In his earlier life he had honestly served humanity, traveled to hundreds of worlds, endured hardship and danger. The career diplomat Charles Boardman invited him to make contact with the inhabitants of the planet Beta Hydri IV—the only intelligent alien race thus far discovered in the galaxy. When Muller returned after spending five months on Hydra without seeming to establish any meaningful communication with the natives at all, he discovered that other human beings could not bear to be close to him as he emanated an intolerable mental repulsion field. His own inner emotions were so fully exposed to anyone near him that they were intolerably painful. Earth science could not understand or trace the origin of these emanations from Muller's brain and he went into voluntary exile.

After nine years, however, Boardman invades his self-imposed isolation. The lethal snares of the maze are penetrated, firstly with robot drones and later with human volunteers, many of whom perish. Ned Rawlins, son of a now-dead friend of Muller's, establishes contact with him and, under the instruction of Boardman, promises him a cure as a means of luring him out of the maze. Muller agrees to go, but Rawlins' conscience compels him to tell Muller the whole truth as far as he knows it: that only Muller has the ability to make contact with aliens from another galaxy who are on their way to extinguishing human civilization.
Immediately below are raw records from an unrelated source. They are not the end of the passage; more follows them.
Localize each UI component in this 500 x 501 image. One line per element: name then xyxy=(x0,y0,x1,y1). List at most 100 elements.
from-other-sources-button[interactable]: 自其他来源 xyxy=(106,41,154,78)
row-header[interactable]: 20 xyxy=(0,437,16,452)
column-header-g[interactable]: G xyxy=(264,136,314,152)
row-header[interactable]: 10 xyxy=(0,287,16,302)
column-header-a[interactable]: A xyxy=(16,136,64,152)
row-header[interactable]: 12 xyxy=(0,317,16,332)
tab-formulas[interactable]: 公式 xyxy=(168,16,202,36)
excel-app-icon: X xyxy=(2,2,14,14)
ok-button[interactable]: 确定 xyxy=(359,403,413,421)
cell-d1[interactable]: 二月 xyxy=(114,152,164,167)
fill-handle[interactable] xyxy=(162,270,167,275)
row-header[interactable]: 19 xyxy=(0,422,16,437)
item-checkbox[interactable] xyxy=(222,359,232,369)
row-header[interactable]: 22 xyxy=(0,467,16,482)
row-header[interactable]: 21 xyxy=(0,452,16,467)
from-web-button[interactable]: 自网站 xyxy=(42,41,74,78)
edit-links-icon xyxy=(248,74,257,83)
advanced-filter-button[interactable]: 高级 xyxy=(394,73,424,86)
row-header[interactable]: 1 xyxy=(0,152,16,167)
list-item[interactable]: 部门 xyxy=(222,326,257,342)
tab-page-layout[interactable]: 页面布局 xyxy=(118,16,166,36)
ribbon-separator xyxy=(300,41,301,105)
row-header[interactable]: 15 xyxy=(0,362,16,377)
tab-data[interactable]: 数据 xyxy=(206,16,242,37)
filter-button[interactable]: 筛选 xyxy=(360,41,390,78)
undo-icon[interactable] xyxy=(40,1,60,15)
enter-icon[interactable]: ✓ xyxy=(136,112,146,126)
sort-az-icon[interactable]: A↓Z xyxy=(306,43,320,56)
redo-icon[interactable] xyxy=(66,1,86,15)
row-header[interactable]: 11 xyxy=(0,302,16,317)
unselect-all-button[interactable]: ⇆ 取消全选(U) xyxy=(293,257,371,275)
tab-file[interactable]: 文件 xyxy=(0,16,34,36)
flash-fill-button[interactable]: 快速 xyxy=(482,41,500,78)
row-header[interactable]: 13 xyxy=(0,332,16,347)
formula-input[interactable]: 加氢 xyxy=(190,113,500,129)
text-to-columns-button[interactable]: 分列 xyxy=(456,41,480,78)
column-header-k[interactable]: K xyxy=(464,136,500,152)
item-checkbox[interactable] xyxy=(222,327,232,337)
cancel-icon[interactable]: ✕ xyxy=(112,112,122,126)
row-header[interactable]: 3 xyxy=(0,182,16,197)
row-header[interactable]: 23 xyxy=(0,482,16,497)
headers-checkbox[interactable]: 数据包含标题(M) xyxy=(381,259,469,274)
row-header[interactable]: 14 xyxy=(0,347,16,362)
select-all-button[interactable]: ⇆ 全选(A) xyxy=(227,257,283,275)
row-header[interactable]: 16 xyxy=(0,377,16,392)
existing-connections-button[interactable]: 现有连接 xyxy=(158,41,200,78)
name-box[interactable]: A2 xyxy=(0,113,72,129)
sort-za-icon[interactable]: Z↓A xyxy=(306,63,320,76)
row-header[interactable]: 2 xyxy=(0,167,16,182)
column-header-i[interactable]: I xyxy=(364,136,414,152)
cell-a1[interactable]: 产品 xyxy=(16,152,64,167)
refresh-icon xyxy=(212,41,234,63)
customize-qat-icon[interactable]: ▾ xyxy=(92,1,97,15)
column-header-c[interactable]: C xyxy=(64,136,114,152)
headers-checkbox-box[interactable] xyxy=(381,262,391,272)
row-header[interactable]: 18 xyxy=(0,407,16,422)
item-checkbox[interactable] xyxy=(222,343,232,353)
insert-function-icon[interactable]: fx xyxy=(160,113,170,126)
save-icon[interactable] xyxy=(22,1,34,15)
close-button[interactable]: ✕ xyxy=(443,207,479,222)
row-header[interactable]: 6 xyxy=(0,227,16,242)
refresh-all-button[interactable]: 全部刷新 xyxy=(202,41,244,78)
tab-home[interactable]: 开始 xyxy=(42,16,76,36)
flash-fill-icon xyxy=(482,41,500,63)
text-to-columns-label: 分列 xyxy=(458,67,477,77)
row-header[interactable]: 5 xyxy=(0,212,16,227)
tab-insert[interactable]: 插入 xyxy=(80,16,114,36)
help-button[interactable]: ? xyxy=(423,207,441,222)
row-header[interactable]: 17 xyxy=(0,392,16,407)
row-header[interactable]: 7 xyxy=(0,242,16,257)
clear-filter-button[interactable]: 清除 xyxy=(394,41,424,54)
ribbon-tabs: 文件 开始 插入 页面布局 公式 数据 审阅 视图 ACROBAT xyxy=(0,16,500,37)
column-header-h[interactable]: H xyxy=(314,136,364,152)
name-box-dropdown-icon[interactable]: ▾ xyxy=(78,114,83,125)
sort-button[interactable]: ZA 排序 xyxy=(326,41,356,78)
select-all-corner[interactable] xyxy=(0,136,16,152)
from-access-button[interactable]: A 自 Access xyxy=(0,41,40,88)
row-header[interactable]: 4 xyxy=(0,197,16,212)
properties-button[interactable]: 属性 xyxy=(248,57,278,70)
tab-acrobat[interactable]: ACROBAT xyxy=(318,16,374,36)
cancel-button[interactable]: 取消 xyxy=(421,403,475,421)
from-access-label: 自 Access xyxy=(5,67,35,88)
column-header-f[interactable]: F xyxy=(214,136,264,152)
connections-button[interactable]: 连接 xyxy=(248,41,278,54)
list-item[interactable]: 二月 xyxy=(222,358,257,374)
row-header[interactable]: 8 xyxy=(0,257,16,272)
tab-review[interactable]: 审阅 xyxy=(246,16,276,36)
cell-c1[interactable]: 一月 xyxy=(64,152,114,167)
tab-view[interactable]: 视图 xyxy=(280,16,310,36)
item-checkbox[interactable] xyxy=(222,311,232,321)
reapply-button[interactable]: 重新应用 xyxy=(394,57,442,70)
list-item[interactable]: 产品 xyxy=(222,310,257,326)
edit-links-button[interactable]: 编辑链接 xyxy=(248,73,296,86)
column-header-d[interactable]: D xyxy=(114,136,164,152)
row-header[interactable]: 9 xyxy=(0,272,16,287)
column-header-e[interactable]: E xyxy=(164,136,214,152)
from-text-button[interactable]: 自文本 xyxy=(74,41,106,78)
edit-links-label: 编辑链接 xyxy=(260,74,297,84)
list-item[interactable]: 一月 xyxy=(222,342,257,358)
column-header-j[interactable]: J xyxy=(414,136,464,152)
Already six human worlds have been overrun, the people turned into zombie slaves. The aliens do not seem to realize that the humans are rational beings. The aliens are huge in physical size, communicate with each other telepathically, are physically very limited but are able to enslave the inhabitants of entire planets. Only one person—Muller, who can radiate telepathically—might be able to communicate with them; yet his experiences have made him potentially furiously hostile to any further contact with aliens, indeed with the human race itself.

After a dramatic meeting with Boardman, Muller agrees to meet the aliens. He flies to the edge of the galaxy, is taken inside an alien ship, and there seems to have his whole psyche read by the aliens. When he returns, Muller meets Rawlins and discovers that his repulsion field has now vanished. To Rawlins' disappointment, however, instead of returning to Earth and its comforts and pleasures, Muller decides to return to the maze. The worldly-wise Boardman is sure he will come back out in a few years, but Rawlins does not think so. At the end of the story we are left without knowing what resulted from this contact with the alien civilization, or what ultimately happened to Muller. Rawlins is meanwhile following in Muller's footsteps, and those of the innumerable reckless adventurers before him, from the seamen of old to the space-farers of the remote future century of the novel. The last sentences read: "He held the girl tightly. But he left before dawn".